Comme elle l'avait prédit, sa publication coïncide avec un nombre de cas de Covid-19 qui bat tous les records, une économie fragile et un projet gouvernemental ni fait ni à faire prévoyant la réouverture des écoles cet automne, et ce à n'importe quel prix.

Santé mentale compromise

Vous avez sûrement déjà absorbé les plus croustillants détails de ses révélations familiales: Donald Trump a reluqué sa propre nièce en maillot de bain et cherché à remplir l'un de ses livres avec le palmarès des femmes «immondes» qui ont repoussé ses avances; Donald Trump a payé quelqu'un pour passer son examen d'entrée à la fac à sa place; Maryanne Trump Barry, juge à la cour d'appel fédérale à la retraite, a un jour qualifié son frère de «clown» dénué de principes; même enfant, Donald Trump était une méchante petite brute; Freddy Trump (le père de l'autrice) est mort seul à l'hôpital pendant que Donald était au cinéma.

Certes, ce sont des détails crus et inédits, mais ils n'ont rien de bien surprenant: le président est un menteur et un tricheur depuis toujours, soutenu par un père dont le besoin de réussir était aussi constant que celui de Donald Trump d'obtenir son approbation. Ce sera tout, merci.

Mais non, il y a autre chose. Ce qui est nouveau et surprenant, c'est que Mary Trump, qui est titulaire d'un doctorat en psychologie clinique, nous offre aussi un portrait détaillé du profond handicap de Trump: elle explique que les cinq critères cliniques du narcissisme se manifestent chez son oncle, tout en insistant sur le fait que ce diagnostic n'est que la partie émergée de l'iceberg psychologique –il souffre peut-être également de trouble de la personnalité antisociale, de sociopathie et/ou de trouble de la personnalité dépendante, ainsi que d'un trouble des apprentissages non diagnostiqué qui interfère avec sa capacité à traiter les informations.

Je laisse aux experts de la santé mentale le soin de déterminer si tout ou partie de ces constatations est exact. Mais ce que Mary Trump ajoute indéniablement à l'interminable litanie littéraire qui égrène que «Trump ne va pas bien» ne se limite pas aux ragots familiaux ou aux diagnostics sur sa santé mentale.

Au fond, Too Much and Never Enough pourrait être le premier livre qui énonce, dès ses premières pages, que le président est irrémédiablement abîmé puis, d'un œil clinique, s'attache à disséquer les autres: nous, les électeurs, les complices, les flatteurs, les parasites et les adorateurs.

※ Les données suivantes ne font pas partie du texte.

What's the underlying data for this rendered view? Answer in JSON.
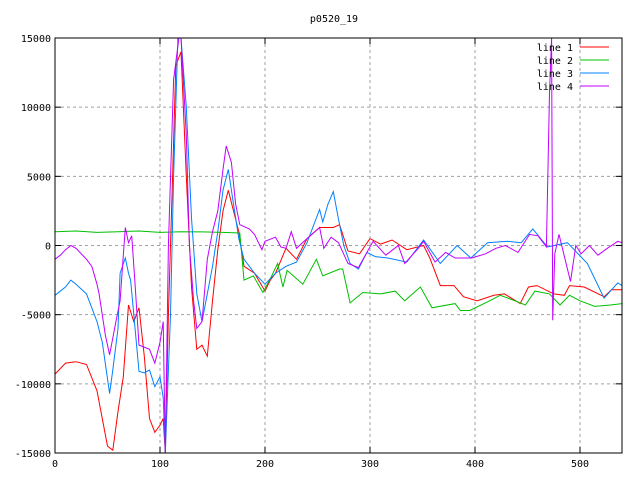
{
  "chart_data": {
    "type": "line",
    "title": "p0520_19",
    "xlabel": "",
    "ylabel": "",
    "xlim": [
      0,
      540
    ],
    "ylim": [
      -15000,
      15000
    ],
    "xticks": [
      0,
      100,
      200,
      300,
      400,
      500
    ],
    "yticks": [
      -15000,
      -10000,
      -5000,
      0,
      5000,
      10000,
      15000
    ],
    "grid": true,
    "legend_position": "top-right",
    "series": [
      {
        "name": "line 1",
        "color": "#ff0000",
        "x": [
          0,
          10,
          20,
          30,
          40,
          50,
          55,
          60,
          65,
          70,
          75,
          80,
          85,
          90,
          95,
          100,
          103,
          105,
          108,
          112,
          115,
          120,
          125,
          130,
          135,
          140,
          145,
          150,
          155,
          160,
          165,
          170,
          175,
          180,
          190,
          200,
          205,
          210,
          220,
          230,
          240,
          252,
          265,
          271,
          279,
          290,
          300,
          310,
          321,
          335,
          351,
          357,
          367,
          380,
          389,
          402,
          418,
          428,
          443,
          451,
          459,
          475,
          485,
          490,
          504,
          523,
          530,
          540
        ],
        "y": [
          -9300,
          -8500,
          -8400,
          -8600,
          -10500,
          -14500,
          -14800,
          -12000,
          -9500,
          -4300,
          -5500,
          -4500,
          -8000,
          -12500,
          -13500,
          -13000,
          -12500,
          -15000,
          -5000,
          5000,
          13000,
          14000,
          5000,
          -3000,
          -7500,
          -7200,
          -8000,
          -4000,
          -300,
          2500,
          4000,
          2500,
          1000,
          -1500,
          -2000,
          -3300,
          -2500,
          -2000,
          -200,
          -1000,
          500,
          1300,
          1300,
          1500,
          -400,
          -600,
          500,
          100,
          400,
          -300,
          0,
          -900,
          -2900,
          -2900,
          -3700,
          -4000,
          -3600,
          -3500,
          -4200,
          -3000,
          -2900,
          -3500,
          -3600,
          -2900,
          -3000,
          -3700,
          -3200,
          -3200
        ]
      },
      {
        "name": "line 2",
        "color": "#00c000",
        "x": [
          0,
          20,
          40,
          60,
          80,
          100,
          120,
          140,
          160,
          176,
          180,
          189,
          198,
          205,
          212,
          217,
          221,
          236,
          249,
          255,
          271,
          274,
          281,
          293,
          310,
          324,
          333,
          348,
          359,
          381,
          386,
          395,
          414,
          424,
          438,
          448,
          457,
          471,
          481,
          490,
          500,
          514,
          529,
          540
        ],
        "y": [
          1000,
          1050,
          950,
          1000,
          1050,
          950,
          1000,
          980,
          950,
          900,
          -2500,
          -2200,
          -3400,
          -2400,
          -1300,
          -3000,
          -1800,
          -2800,
          -1000,
          -2200,
          -1700,
          -1700,
          -4150,
          -3400,
          -3500,
          -3300,
          -4000,
          -3000,
          -4500,
          -4200,
          -4700,
          -4700,
          -4000,
          -3600,
          -4000,
          -4300,
          -3300,
          -3500,
          -4300,
          -3600,
          -4000,
          -4400,
          -4300,
          -4200
        ]
      },
      {
        "name": "line 3",
        "color": "#0080ff",
        "x": [
          0,
          10,
          15,
          20,
          30,
          40,
          45,
          52,
          55,
          60,
          62,
          67,
          70,
          72,
          75,
          80,
          85,
          90,
          95,
          100,
          103,
          105,
          110,
          113,
          117,
          120,
          125,
          130,
          135,
          140,
          145,
          150,
          155,
          160,
          165,
          170,
          175,
          180,
          190,
          200,
          210,
          220,
          230,
          240,
          252,
          255,
          260,
          265,
          270,
          275,
          281,
          289,
          297,
          305,
          317,
          335,
          351,
          367,
          383,
          396,
          412,
          431,
          444,
          455,
          469,
          488,
          507,
          523,
          536,
          540
        ],
        "y": [
          -3600,
          -3000,
          -2500,
          -2800,
          -3500,
          -5500,
          -7000,
          -10700,
          -9000,
          -6000,
          -2000,
          -900,
          -2000,
          -2500,
          -5000,
          -9100,
          -9200,
          -9000,
          -10200,
          -9500,
          -11000,
          -15000,
          -5000,
          5000,
          15000,
          15000,
          10000,
          2000,
          -3500,
          -5500,
          -3500,
          -1500,
          1000,
          4000,
          5500,
          3000,
          500,
          -1000,
          -2000,
          -2800,
          -2000,
          -1500,
          -1200,
          200,
          2600,
          1700,
          3000,
          3900,
          1900,
          0,
          -1300,
          -1700,
          -500,
          -800,
          -900,
          -1200,
          400,
          -1300,
          0,
          -900,
          200,
          300,
          200,
          1200,
          -100,
          200,
          -1300,
          -3800,
          -2700,
          -2900
        ]
      },
      {
        "name": "line 4",
        "color": "#c000ff",
        "x": [
          0,
          5,
          10,
          15,
          20,
          30,
          35,
          40,
          42,
          48,
          52,
          58,
          62,
          67,
          70,
          73,
          76,
          80,
          90,
          95,
          100,
          103,
          105,
          108,
          113,
          118,
          120,
          125,
          128,
          132,
          135,
          140,
          145,
          150,
          155,
          160,
          163,
          168,
          172,
          176,
          185,
          190,
          197,
          200,
          210,
          215,
          220,
          225,
          230,
          240,
          252,
          256,
          263,
          270,
          279,
          289,
          303,
          315,
          327,
          333,
          346,
          351,
          362,
          372,
          381,
          397,
          410,
          420,
          429,
          441,
          452,
          460,
          468,
          471,
          473,
          474,
          476,
          480,
          491,
          496,
          501,
          509,
          517,
          526,
          536,
          540
        ],
        "y": [
          -1000,
          -700,
          -300,
          0,
          -200,
          -1000,
          -1500,
          -2800,
          -3500,
          -6500,
          -7900,
          -5500,
          -4000,
          1300,
          200,
          700,
          -2500,
          -7200,
          -7500,
          -8500,
          -7000,
          -5500,
          -15000,
          0,
          12000,
          15000,
          15000,
          8000,
          0,
          -4000,
          -6000,
          -5500,
          -1000,
          1000,
          2500,
          5500,
          7200,
          6000,
          3000,
          1500,
          1200,
          800,
          -300,
          300,
          600,
          -100,
          -200,
          1000,
          -200,
          500,
          1300,
          -200,
          600,
          200,
          -1300,
          -1600,
          300,
          -700,
          0,
          -1300,
          -200,
          300,
          -1200,
          -500,
          -900,
          -900,
          -600,
          -200,
          0,
          -500,
          800,
          700,
          -100,
          11000,
          15000,
          -5400,
          -600,
          800,
          -2600,
          0,
          -600,
          0,
          -700,
          -200,
          300,
          200
        ]
      }
    ]
  }
}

C'est en cela que le livre de Mary Trump est peut-être la contribution la plus durable à la pile chancelante de livres qui ont exposé trop peu et trop tard, tout en nous racontant ce que nous savions déjà.

Mary Trump commence en partant du principe qui est généralement la conclusion des autres analyses: Donald Trump est mortellement dangereux, étonnamment incohérent et ne se soucie de personne d'autre que lui. Et voici ce qu'elle cherche à savoir: mais qu'est-ce qui ne tourne pas rond chez les gens qui l'entourent? Comme elle l'écrit dans son prologue, «très peu d'efforts ont été faits pour comprendre non seulement pourquoi il en est arrivé à devenir un tel personnage, mais comment il a constamment progressé dans la vie en allant d'un échec à l'autre et malgré son absence flagrante de compétences».

Abandon fondateur

En réalité, ce livre n'est pas tant à charge contre Donald Trump que contre celles et ceux qui lui ont permis d'en arriver à sa position actuelle et de s'y maintenir. Son exergue est une citation des Misérables, et ce n'est clairement pas à Donald John Trump qu'elle s'en prend: «Cette âme est pleine d'ombre, le péché s'y commet. Le coupable n'est pas celui qui fait le péché, mais celui qui fait l'ombre.»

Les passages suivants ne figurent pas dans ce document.